Idaho is facing a physician shortage, ranking 49th out of the 50 states in active physicians per capita. Idaho must take immediate action to address this crisis. Settling for the status quo will result in dire health consequences for Idahoans and the economy of the state. The Idaho College of Osteopathic Medicine, ICOM, will train expert and caring osteopathic physicians prepared to meet the needs of rural and underserved persons in Idaho and the region.
Osteopathic physicians are highly sought after for graduate medical education positions, which is important because accreditation standards for osteopathic medical schools require at least 98 percent placement of graduates. In 2015, graduates of osteopathic medical schools had a 99.41 percent placement into residency positions.
In 2015, foreign medical graduates filled 31.2 percent of all first-year residency positions. That is a total of 8,655 positions. Beginning in 2022, ICOM plans to graduate 150 osteopathic physicians each year, but even then the nation will still be reliant on foreign-trained physicians to fill those positions.

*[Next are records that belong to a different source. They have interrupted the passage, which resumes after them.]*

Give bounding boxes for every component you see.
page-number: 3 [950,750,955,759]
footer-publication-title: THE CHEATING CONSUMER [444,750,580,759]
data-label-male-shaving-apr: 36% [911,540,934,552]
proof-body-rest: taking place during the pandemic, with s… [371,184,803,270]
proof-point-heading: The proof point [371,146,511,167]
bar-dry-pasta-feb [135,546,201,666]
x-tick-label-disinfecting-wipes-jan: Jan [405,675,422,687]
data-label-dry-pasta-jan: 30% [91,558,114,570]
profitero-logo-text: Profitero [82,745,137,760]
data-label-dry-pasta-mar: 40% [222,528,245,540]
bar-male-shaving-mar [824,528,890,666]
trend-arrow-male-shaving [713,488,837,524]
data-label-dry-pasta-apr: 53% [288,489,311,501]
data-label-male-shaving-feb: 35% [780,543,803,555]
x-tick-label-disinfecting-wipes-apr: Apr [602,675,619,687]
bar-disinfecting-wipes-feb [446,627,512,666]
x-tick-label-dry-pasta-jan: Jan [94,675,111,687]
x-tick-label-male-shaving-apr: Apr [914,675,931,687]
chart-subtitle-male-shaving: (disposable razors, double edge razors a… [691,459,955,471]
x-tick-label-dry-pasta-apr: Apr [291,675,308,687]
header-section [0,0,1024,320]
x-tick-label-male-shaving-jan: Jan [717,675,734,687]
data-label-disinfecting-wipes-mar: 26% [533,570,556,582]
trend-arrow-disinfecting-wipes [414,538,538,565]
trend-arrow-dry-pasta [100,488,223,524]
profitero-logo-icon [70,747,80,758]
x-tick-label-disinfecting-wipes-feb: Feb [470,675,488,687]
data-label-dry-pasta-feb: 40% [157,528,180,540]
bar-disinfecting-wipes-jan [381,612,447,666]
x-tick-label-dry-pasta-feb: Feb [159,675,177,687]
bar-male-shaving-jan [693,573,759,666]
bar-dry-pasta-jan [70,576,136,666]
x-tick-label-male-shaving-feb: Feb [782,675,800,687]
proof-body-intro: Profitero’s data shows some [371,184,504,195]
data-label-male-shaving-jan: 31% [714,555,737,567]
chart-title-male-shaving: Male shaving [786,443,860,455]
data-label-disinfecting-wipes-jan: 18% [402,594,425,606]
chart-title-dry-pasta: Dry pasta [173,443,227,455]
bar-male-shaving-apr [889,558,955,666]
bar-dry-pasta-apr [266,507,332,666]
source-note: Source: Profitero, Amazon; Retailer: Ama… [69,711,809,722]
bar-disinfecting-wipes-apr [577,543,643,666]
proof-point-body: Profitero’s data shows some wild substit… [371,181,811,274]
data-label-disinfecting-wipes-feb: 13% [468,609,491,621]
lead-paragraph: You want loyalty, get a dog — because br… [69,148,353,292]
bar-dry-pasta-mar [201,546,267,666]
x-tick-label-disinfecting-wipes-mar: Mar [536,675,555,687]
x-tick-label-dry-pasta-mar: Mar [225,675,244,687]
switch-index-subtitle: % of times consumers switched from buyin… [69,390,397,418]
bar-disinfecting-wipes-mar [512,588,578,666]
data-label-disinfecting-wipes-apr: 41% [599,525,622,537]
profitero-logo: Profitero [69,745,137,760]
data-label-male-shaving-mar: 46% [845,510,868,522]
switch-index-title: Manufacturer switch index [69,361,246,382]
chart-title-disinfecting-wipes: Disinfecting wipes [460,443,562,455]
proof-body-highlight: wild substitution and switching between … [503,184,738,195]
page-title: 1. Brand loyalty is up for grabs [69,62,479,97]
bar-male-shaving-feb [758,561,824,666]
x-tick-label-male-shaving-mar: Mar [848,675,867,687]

Approximately 43 Idaho residents each year leave the state to seek an osteopathic medical degree. ICOM will accept 150 students annually, giving those students an option right here at home. ICOM will also serve a five-state region (Idaho, Wyoming, Montana, North Dakota and South Dakota), with preference given to Idaho students. While all of ICOM students will spend their preclinical years in the classroom and labs at the Meridian campus, only a portion of the students will be attending clinical rotations in Idaho, and the students will be assigned to clinical sites throughout the five-state region.
Nearly 50 percent of graduates of osteopathic medical schools practice within the same state, and with the creation of graduate medical education opportunities in Idaho, we can expect more than 50 percent of ICOM’s graduates to practice medicine, raise families and contribute to our communities in Idaho.
While graduates will be able to attend residency programs throughout the U.S., ICOM will be investing time and resources in developing additional residency programs throughout the five-state region in advance of the first anticipated graduating class to help advance the mission. The intention of these newly created residency programs will be to help meet the needs of the regions by training physicians in specialties to help serve the health care needs.
Once accredited, ICOM’s tuition will be less than the national average for private, independent osteopathic medical schools. ICOM will not be supported by taxpayers. In fact, ICOM will pay taxes. ICOM will be responsible for the entire cost to build the facility and upfront cost. ICOM will also be a B Corporation whose focus will be for the public good by delivering on its mission.
This is an exciting time for Idaho, for medicine and for education. Rather than fearing change, sitting idle while our population ages and has increasing health care needs, and continuing to accept the status quo, we must be bold enough to embrace progress, offer solutions and pave a bright future for Idaho’s future physicians.
Robert Hasty, DO, FACOI, FACP, is founding dean of the proposed Idaho College of Osteopathic Medicine (ICOM) — Applicant Status.